Mathematical Background¶
Internally uses I-splines (integrated M-splines): - Each I-spline basis function \(I_j(x)\) increases from 0 to 1 - With non-negative coefficients \(\beta_j \geq 0\), any linear combination is monotonically increasing - For decreasing functions, the basis is flipped
Reference: Ramsay, J.O. (1988). Monotone Regression Splines in Action. Statistical Science.
Properties¶
| Property | Monotonic Spline |
|---|---|
| Range | [0, 1] |
| At x_min | 0 (increasing) or 1 (decreasing) |
| At x_max | 1 (increasing) or 0 (decreasing) |
| Shape constraint | Monotonic with β ≥ 0 |
| Use case | Age effects, risk scores |
Usage¶
# Via bs() with monotonicity parameter
basis = rs.bs(x, monotonicity='increasing') # Monotonically increasing
basis = rs.bs(x, df=5, monotonicity='decreasing') # Fixed df, decreasing
# In formulas
result = rs.glm(
"ClaimNb ~ bs(Age, monotonicity='increasing') + C(Region)",
data=data,
family="poisson",
offset="Exposure"
).fit()
# Combine with other spline types
result = rs.glm(
"y ~ bs(age, monotonicity='increasing') + bs(income, df=4) + ns(experience)",
data=data,
family="gaussian"
).fit()
When to Use Monotonic Splines¶
| Use Case | Formula |
|---|---|
| Age → claim frequency | bs(age, monotonicity='increasing') |
| Vehicle age → value | bs(veh_age, monotonicity='decreasing') |
| Credit score → risk | bs(score, df=5, monotonicity='decreasing') |
| Income → spending | Domain-dependent |
Key advantage: Monotonic splines prevent implausible "wiggles" in the fitted curve that can occur with unconstrained splines.

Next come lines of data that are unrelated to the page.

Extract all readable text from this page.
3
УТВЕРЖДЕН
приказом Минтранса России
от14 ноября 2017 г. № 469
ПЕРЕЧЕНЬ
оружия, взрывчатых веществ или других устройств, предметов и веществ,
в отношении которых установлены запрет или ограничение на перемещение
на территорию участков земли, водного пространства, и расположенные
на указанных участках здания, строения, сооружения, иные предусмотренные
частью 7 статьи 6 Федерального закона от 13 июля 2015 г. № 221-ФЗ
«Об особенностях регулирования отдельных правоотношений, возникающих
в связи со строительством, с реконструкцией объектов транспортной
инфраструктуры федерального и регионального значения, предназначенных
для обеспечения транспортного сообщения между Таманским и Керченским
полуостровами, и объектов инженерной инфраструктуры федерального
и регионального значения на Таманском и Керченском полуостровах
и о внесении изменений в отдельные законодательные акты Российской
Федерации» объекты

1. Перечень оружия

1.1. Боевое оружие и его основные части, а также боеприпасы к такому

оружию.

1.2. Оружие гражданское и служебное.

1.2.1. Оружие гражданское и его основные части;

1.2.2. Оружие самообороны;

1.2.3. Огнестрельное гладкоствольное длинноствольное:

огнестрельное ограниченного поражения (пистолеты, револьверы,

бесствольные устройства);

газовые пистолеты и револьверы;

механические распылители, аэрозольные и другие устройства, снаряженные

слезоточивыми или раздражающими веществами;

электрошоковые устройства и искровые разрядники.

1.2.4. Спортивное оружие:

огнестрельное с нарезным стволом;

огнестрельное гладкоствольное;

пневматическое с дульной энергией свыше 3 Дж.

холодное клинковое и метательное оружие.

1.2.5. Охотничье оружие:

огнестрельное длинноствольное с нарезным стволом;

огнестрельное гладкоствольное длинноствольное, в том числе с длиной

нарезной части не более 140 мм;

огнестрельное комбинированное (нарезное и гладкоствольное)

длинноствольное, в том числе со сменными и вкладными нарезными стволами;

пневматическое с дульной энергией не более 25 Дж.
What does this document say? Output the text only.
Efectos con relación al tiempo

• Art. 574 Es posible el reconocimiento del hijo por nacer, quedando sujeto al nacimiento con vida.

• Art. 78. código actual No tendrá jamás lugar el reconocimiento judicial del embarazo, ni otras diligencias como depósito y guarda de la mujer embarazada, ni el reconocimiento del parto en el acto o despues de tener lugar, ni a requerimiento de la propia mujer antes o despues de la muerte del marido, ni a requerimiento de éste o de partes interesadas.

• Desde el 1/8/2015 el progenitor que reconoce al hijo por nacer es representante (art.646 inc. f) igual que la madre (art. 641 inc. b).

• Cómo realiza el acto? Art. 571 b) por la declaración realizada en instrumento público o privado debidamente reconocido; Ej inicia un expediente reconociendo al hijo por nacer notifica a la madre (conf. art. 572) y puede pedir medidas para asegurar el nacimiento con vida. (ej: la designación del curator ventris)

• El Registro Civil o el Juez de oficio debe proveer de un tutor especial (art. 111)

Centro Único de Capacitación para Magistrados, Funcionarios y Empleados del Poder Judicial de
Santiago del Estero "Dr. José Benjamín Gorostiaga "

Deprecated: ms() Function¶
The standalone ms() function is deprecated. Use bs(monotonicity=...) instead:
# Old (deprecated)
basis = rs.ms(x, df=5, increasing=True)
# New
basis = rs.bs(x, df=5, monotonicity='increasing')
Performance¶
| Dataset Size | df | Time (release) |
|---|---|---|
| 10K | 5 | ~5ms |
| 100K | 10 | ~50ms |
| 1M | 10 | ~500ms |
Performance scales as O(n × df × degree).